Beleidigt wandte ich mich ab. »Ich will kein Seniorenheim.«

Amelie schnappte sich meinen Laptop, legte ihn sich auf die Knie und ließ ihn hochfahren. Dann tippte sie energisch etwas ein.

»Ich suche dir jetzt einen Mietmann. Kostet weniger als ein Auftragskiller und macht außerdem viel mehr Spaß«, fuhr Amelie unbeirrt fort. Bevor ich protestieren konnte, hatte sie im Internet schon die Seite einer Escort-Agentur aufgerufen und schob den Laptop zu mir herüber. Fotos von mehreren Männern mit Begleittext sprangen mir entgegen. »Was soll ich mit so einem?«

»Ausgehen«, erwiderte Amelie. »An deinem Vierzigsten. In ein Konzert zum Beispiel. Und wer weiß, was sich danach noch so alles ergibt.« Sie betonte das danach und zwinkerte.

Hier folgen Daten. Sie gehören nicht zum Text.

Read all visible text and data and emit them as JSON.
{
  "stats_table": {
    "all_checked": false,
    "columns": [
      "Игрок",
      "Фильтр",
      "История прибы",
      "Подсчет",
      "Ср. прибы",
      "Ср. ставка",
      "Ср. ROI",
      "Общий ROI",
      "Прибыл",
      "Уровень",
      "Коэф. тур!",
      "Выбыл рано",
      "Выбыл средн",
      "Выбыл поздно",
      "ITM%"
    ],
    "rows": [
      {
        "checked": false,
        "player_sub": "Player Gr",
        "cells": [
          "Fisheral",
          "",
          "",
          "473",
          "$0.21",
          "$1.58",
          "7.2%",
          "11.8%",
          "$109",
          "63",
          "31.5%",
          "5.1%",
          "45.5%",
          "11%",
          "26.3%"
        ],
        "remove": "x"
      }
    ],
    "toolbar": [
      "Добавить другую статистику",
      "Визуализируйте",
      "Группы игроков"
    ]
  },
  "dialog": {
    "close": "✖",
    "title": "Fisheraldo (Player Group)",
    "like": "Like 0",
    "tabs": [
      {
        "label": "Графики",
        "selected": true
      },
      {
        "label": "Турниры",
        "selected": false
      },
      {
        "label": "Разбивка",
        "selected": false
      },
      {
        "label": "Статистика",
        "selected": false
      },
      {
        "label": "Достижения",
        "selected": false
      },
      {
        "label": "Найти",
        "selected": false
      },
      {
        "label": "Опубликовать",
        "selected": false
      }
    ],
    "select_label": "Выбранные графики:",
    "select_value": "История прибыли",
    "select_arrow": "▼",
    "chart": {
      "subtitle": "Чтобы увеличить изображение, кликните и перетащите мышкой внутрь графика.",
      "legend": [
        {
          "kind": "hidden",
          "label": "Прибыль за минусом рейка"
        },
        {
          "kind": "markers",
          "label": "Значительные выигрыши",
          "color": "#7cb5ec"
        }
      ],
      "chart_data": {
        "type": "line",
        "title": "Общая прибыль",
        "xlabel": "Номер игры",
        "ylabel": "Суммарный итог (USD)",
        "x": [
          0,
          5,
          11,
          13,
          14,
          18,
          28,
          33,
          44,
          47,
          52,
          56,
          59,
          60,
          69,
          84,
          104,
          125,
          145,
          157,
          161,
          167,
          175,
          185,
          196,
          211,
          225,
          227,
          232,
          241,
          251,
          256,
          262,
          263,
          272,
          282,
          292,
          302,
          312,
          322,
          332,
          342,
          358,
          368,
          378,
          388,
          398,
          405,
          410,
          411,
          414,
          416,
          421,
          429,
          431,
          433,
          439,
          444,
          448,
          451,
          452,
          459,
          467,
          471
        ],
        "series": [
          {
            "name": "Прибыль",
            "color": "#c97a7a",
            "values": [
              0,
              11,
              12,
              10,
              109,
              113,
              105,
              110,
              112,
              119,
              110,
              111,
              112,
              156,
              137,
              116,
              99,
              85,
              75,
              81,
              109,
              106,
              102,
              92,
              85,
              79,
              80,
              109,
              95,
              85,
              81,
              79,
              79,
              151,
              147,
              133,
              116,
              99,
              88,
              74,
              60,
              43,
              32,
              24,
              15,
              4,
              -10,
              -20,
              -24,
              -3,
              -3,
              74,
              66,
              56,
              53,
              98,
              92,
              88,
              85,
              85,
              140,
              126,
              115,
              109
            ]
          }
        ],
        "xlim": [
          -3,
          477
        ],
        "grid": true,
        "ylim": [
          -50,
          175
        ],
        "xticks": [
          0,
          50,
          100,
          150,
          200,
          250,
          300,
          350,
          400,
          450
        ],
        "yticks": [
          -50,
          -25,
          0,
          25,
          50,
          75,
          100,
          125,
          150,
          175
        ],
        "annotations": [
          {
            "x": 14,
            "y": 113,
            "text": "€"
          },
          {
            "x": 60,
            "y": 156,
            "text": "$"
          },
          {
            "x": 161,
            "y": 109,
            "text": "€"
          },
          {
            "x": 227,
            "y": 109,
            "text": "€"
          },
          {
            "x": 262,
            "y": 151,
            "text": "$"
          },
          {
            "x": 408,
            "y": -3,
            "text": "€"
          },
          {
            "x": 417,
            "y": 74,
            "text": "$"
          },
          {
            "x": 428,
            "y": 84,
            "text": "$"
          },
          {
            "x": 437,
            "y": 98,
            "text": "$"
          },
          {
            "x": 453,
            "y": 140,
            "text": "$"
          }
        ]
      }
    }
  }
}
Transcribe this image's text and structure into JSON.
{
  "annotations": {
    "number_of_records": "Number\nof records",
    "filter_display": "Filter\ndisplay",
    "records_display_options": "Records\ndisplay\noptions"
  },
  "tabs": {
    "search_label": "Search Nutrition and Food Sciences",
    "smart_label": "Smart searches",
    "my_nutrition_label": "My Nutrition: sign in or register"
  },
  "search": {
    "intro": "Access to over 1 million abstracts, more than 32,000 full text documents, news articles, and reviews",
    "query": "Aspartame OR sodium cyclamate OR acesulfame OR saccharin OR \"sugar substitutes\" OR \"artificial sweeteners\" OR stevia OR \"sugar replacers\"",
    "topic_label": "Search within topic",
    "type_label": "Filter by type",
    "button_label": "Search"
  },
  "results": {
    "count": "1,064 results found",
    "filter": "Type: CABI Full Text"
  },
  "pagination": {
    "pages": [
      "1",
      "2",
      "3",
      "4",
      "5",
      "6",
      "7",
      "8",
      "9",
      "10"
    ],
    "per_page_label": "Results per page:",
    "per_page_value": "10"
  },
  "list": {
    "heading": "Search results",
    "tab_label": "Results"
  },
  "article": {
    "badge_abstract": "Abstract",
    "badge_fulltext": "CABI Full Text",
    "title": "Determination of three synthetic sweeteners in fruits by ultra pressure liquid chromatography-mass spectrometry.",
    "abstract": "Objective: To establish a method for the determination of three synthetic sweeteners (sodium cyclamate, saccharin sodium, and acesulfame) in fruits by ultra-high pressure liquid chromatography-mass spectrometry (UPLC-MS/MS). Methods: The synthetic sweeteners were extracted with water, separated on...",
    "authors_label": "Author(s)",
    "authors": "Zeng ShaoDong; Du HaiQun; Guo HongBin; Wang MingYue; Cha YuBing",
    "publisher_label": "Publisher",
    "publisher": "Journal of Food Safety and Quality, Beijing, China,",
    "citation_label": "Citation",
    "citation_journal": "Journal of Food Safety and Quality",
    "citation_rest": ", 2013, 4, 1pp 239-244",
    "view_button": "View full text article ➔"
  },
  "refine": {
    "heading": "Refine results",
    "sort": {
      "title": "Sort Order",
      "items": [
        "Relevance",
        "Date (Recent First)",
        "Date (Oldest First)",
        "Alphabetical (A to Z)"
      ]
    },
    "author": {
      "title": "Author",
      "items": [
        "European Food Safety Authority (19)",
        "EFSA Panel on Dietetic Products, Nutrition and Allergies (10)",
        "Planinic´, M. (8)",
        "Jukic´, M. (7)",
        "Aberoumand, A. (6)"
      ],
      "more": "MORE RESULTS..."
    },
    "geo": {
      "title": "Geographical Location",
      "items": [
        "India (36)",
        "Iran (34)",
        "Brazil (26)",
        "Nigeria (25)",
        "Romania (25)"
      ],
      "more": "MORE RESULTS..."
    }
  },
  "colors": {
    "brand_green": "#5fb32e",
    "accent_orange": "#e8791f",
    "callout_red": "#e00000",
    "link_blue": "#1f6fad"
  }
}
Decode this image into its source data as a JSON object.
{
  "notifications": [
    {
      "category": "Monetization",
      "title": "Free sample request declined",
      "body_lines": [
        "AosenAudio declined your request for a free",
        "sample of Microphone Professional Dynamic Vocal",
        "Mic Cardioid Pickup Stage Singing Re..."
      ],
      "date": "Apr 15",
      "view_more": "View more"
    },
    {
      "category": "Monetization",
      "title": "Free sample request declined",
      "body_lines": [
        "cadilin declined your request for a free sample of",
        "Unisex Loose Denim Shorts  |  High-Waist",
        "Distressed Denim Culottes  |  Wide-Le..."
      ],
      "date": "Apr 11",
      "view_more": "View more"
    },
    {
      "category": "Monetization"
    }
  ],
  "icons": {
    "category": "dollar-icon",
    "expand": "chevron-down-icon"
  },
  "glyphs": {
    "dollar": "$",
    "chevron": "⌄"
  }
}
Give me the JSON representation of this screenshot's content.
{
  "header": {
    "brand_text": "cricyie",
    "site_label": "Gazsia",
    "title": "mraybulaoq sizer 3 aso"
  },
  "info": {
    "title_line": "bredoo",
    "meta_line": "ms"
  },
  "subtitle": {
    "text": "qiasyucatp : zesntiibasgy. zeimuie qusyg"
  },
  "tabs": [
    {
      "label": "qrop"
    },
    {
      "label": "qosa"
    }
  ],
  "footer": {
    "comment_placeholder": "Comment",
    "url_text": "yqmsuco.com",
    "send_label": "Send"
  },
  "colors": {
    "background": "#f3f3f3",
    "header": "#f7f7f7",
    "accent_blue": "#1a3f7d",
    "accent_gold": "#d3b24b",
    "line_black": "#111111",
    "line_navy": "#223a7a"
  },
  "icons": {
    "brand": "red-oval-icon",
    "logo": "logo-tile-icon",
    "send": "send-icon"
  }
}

Ich wollte etwas einwenden, aber Amelie kam mir wieder zuvor: »Bernhard, 44«, las sie vor. »Raum Berlin. 182 cm groß. Bernhard ist Klempner und fährt gern und sehr sicher Auto. Er kann sich seiner Umgebung und Menschen extrem gut anpassen, liebt Theater, klassische Konzerte und begleitet Sie gern in die Oper oder zu einer Vernissage. Auch einem gemütlichen Essen zu zweit steht nichts im Weg. Denn Bernhard kocht auch hervorragend.«

Ich klickte Bernhard weg. »Kein Bedarf.«

Aber Amelie war nun nicht mehr zu bremsen. »Hier: Lothar, 46, 185 cm, Konfektionsgröße 52, Finanz- und Anlageberater. Ob in Jeans oder Smoking … Lothar kann sich in jedem Outfit bewegen und ist ein Mann für jeden Anlass. Hobbys: Wasserski, Fahrrad fahren, Reisen. Hey, der sieht gar nicht so schlecht aus.« Sie klickte sich auf die nächste Seite, auf der mir das Foto eines glatzköpfigen, glutäugigen Südländers entgegenprangte.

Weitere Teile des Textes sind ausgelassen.